It’s been just over a year since we expanded our living space from 320 square feet to 1500 square feet. (In case you are new around here, we converted the loft of an old barn into a small apartment to live in while we were building our house.)
After living in such a small space for about 18 months, the move was a very welcome change.
For us, living in a tiny space with three humans and two dogs wasn’t sustainable forever. But while living small has its challenges, but it also has its perks. And I actually look back on that time in the barn with a great deal of fondness. (I also look back and can’t believe we managed to do it, but that’s another story.)
And there are even a few things I miss about living small. Here are some of them.
We had to get creative.
There’s something about living in such a tiny area that forces you to think outside the box.
We were able to make things work that seemed impossible on paper. We created the teeniest living space for Henry out of a room the size of a closet. We fit plenty of kitchen storage in a small footprint – including a full fridge and stove. We managed to create multifunctional storage areas out of the eaves. We even found a spot for all of Henry’s play costumes by using vertical space.
In a bigger space, life is just a little bit easier – and also a bit more conventional. That means we can do more conventional things. Conventional can be wonderful – but living in 320-square-feet also helped us flex our creative muscles and try new things that were fun and different.
Cleaning took no time at all.
This is, hands down, the thing I miss most about the barn. It was so small that it took around 20 minutes to clean.

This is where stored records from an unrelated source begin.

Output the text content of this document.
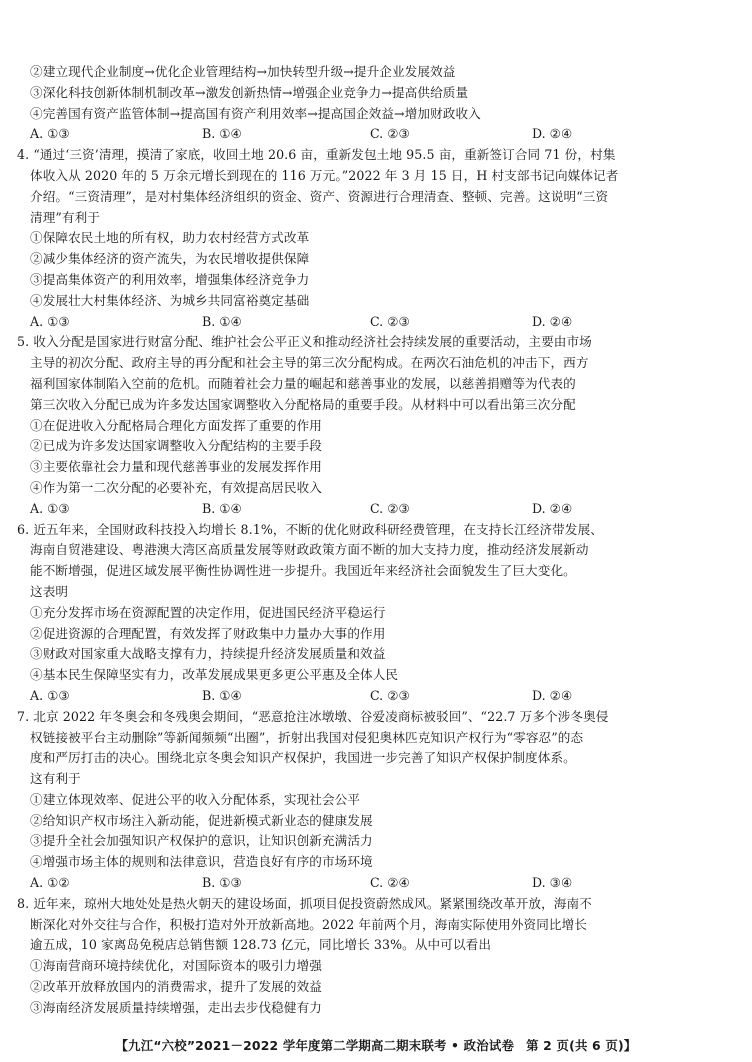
②建立现代企业制度→优化企业管理结构→加快转型升级→提升企业发展效益
③深化科技创新体制机制改革→激发创新热情→增强企业竞争力→提高供给质量
④完善国有资产监管体制→提高国有资产利用效率→提高国企效益→增加财政收入
A. ①③	B. ①④	C. ②③	D. ②④
4. “通过‘三资’清理，摸清了家底，收回土地 20.6 亩，重新发包土地 95.5 亩，重新签订合同 71 份，村集
体收入从 2020 年的 5 万余元增长到现在的 116 万元。”2022 年 3 月 15 日，H 村支部书记向媒体记者
介绍。“三资清理”，是对村集体经济组织的资金、资产、资源进行合理清查、整顿、完善。这说明“三资
清理”有利于
①保障农民土地的所有权，助力农村经营方式改革
②减少集体经济的资产流失，为农民增收提供保障
③提高集体资产的利用效率，增强集体经济竞争力
④发展壮大村集体经济、为城乡共同富裕奠定基础
A. ①③	B. ①④	C. ②③	D. ②④
5. 收入分配是国家进行财富分配、维护社会公平正义和推动经济社会持续发展的重要活动，主要由市场
主导的初次分配、政府主导的再分配和社会主导的第三次分配构成。在两次石油危机的冲击下，西方
福利国家体制陷入空前的危机。而随着社会力量的崛起和慈善事业的发展，以慈善捐赠等为代表的
第三次收入分配已成为许多发达国家调整收入分配格局的重要手段。从材料中可以看出第三次分配
①在促进收入分配格局合理化方面发挥了重要的作用
②已成为许多发达国家调整收入分配结构的主要手段
③主要依靠社会力量和现代慈善事业的发展发挥作用
④作为第一二次分配的必要补充，有效提高居民收入
A. ①③	B. ①④	C. ②③	D. ②④
6. 近五年来，全国财政科技投入均增长 8.1%，不断的优化财政科研经费管理，在支持长江经济带发展、
海南自贸港建设、粤港澳大湾区高质量发展等财政政策方面不断的加大支持力度，推动经济发展新动
能不断增强，促进区域发展平衡性协调性进一步提升。我国近年来经济社会面貌发生了巨大变化。
这表明
①充分发挥市场在资源配置的决定作用，促进国民经济平稳运行
②促进资源的合理配置，有效发挥了财政集中力量办大事的作用
③财政对国家重大战略支撑有力，持续提升经济发展质量和效益
④基本民生保障坚实有力，改革发展成果更多更公平惠及全体人民
A. ①③	B. ①④	C. ②③	D. ②④
7. 北京 2022 年冬奥会和冬残奥会期间，“恶意抢注冰墩墩、谷爱凌商标被驳回”、“22.7 万多个涉冬奥侵
权链接被平台主动删除”等新闻频频“出圈”，折射出我国对侵犯奥林匹克知识产权行为“零容忍”的态
度和严厉打击的决心。围绕北京冬奥会知识产权保护，我国进一步完善了知识产权保护制度体系。
这有利于
①建立体现效率、促进公平的收入分配体系，实现社会公平
②给知识产权市场注入新动能，促进新模式新业态的健康发展
③提升全社会加强知识产权保护的意识，让知识创新充满活力
④增强市场主体的规则和法律意识，营造良好有序的市场环境
A. ①②	B. ①③	C. ②④	D. ③④
8. 近年来，琼州大地处处是热火朝天的建设场面，抓项目促投资蔚然成风。紧紧围绕改革开放，海南不
断深化对外交往与合作，积极打造对外开放新高地。2022 年前两个月，海南实际使用外资同比增长
逾五成，10 家离岛免税店总销售额 128.73 亿元，同比增长 33%。从中可以看出
①海南营商环境持续优化，对国际资本的吸引力增强
②改革开放释放国内的消费需求，提升了发展的效益
③海南经济发展质量持续增强，走出去步伐稳健有力
【九江“六校”2021－2022 学年度第二学期高二期末联考 • 政治试卷 第 2 页(共 6 页)】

There is nothing better than a house that doesn’t take very much time to maintain.
Also, because the space was so compact and open, it was necessary to keep countertops cleared off and spaces relatively neat and clean. There was nowhere to hide junk and there was no door to close to hide away a messy room. That meant the space stayed relatively clean all the time, which was a wonderful side effect of small space living.
We were always in the middle of the action.

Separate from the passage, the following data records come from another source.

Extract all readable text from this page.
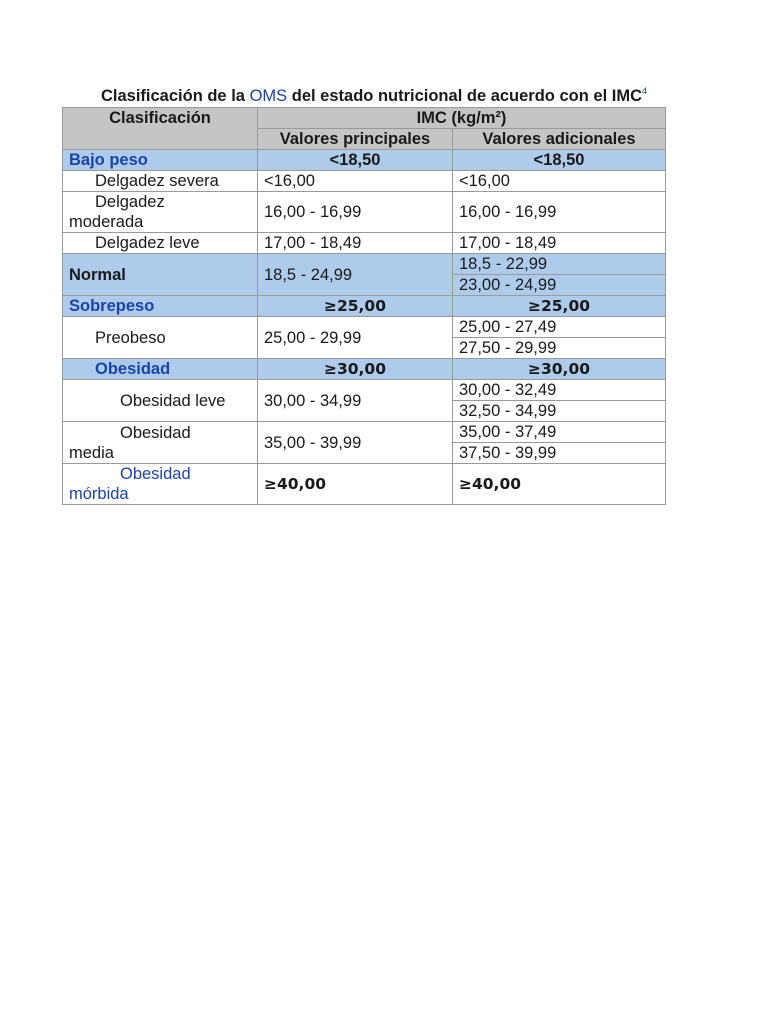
Clasificación de la OMS del estado nutricional de acuerdo con el IMC$^4$
Clasificación	IMC (kg/m²)	
	Valores principales	Valores adicionales
Bajo peso	<18,50	<18,50
Delgadez severa	<16,00	<16,00
Delgadez
moderada	16,00 - 16,99	16,00 - 16,99
Delgadez leve	17,00 - 18,49	17,00 - 18,49
Normal	18,5 - 24,99	18,5 - 22,99
		23,00 - 24,99
Sobrepeso	≥25,00	≥25,00
Preobeso	25,00 - 29,99	25,00 - 27,49
		27,50 - 29,99
Obesidad	≥30,00	≥30,00
Obesidad leve	30,00 - 34,99	30,00 - 32,49
		32,50 - 34,99
Obesidad
media	35,00 - 39,99	35,00 - 37,49
		37,50 - 39,99
Obesidad
mórbida	≥40,00	≥40,00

Living in a small space with family was a great way to get extra comfortable with one another. There was nowhere to hide – and you were always right in the action.
Frankly – this was a blessing and a curse.
Because Henry was so small when we lived in the barn, it was really a wonderful perk to have such close quarters. Kids like being in the proximity of their parents, and I never had to worry that he was out of sight and getting into mischief.
And I’ll always remember our nighttime routine in the barn with great fondness. Our bed was only about 10 steps to Henry’s bed. When we were all tucked into bed, Henry would say out into the darkness: “Momma? Daddy?” When we’d answer, there’s be a pause, he’d reply: “Love you.”
He was just checking to make sure we were still within talking distance. (And, as an aside, he still does this in our new house so it’s a small space habit that’s stuck.)
We had a different perspective of stuff.
When we lived in the barn, it was hard to justify bringing anything else into the space. It just wasn’t big enough to pack it with more things.
That meant we were much more discerning about what we purchased and brought home. And often, if we bought something new, it meant that something else had to go. New shirt? An old one had to find its way to Goodwill. A new piece of art? Something had to come down.
That one-in-one-out mentality is wonderful for keeping possessions minimal – and the small space basically did the work for us. For someone who struggled with getting rid of things, this was a wonderful hack.
Today, it’s much easier to justify a purchase because we have more space. But without the physical constraints, this can quickly get out of hand. It takes more willpower than it ever did in 320-square-feet.
I know that living in a small space isn’t for everyone – but it’s definitely something that shaped the way we live today.
And while we have certainly taken with us values and habits from that year and a half in a barn, there will always be a few things I miss most about our time there.
What do you think you’d love most about living in a smaller space?